With the U.S. economy in pretty good shape at the moment and many foreign economies struggling to stay out of recession, you might think that’s a good reason to avoid anything other than U.S. securities. Actually, it’s the opposite. It’s a great case for global diversification. Instead of trying to pick winners and losers, a global portfolio can smooth out both returns and risk, something which investors should be seeking out, not avoiding. Plus, there’s the very real possibility we see a reversion to the mean - overvalued U.S. assets start to correct just as foreign investments bottom and initiate a new rally higher. Diversification helps you avoid missing anything.
The same thing goes for stocks & bonds as well. Although you wouldn’t think it based on recent returns, stocks and bonds still have a long-term relationship of moving opposite each other and, again, diversifying away some portfolio volatility. Therefore, it makes some sense to try to weave all of these things together in a single product if you can find one that works. That’s why the Nuveen Multi-Asset Income Fund (NMAI) is particularly intriguing. Not only does it address the U.S./international and stock/bond mixes, it adds in other non-traditional assets, such as senior loans and asset-backed securities. It makes for a really nice, well-rounded high yield portfolio if it’s constructed properly.
Fund Background
NMAI’s investment objective is to provide attractive total return through high current income and capital appreciation. It dynamically invests in a portfolio of equity and debt securities of issuers located around the world. This dynamic investment strategy uses a risk-based framework in which any amount can be allocated to an asset-class at any time and invest in equity & debt securities of any type without limit. The fund also uses leverage to enhance yield and total return potential.

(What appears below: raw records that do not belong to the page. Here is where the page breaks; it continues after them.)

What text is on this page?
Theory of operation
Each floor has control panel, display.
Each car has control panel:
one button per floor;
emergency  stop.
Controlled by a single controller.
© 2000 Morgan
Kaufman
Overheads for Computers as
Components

If you like the ultimate in flexibility, this might be the fund for you. While its mandate may allow it to invest in virtually anything in any quantity, I generally expect it will stick with a 60/40 stock/bond allocation and a 60/40 U.S./international allocation (with the ability, of course, to tilt in either direction). I don’t expect to see it move 90% into senior loans or anything, but a flip to 40/60 stocks/bonds might not be out of the question. In 2022, NMAI saw 129% portfolio turnover, but in the first half of 2023, it was only 19%. I guess the takeaway is that perhaps the fund’s managers really will make more significant pivots over time, but given that the fund just launched in 2021, we don’t yet have a lot of history with which to work. The fund’s 26% leverage is relatively modest, but the expense ratio of 2.53% is on the high side.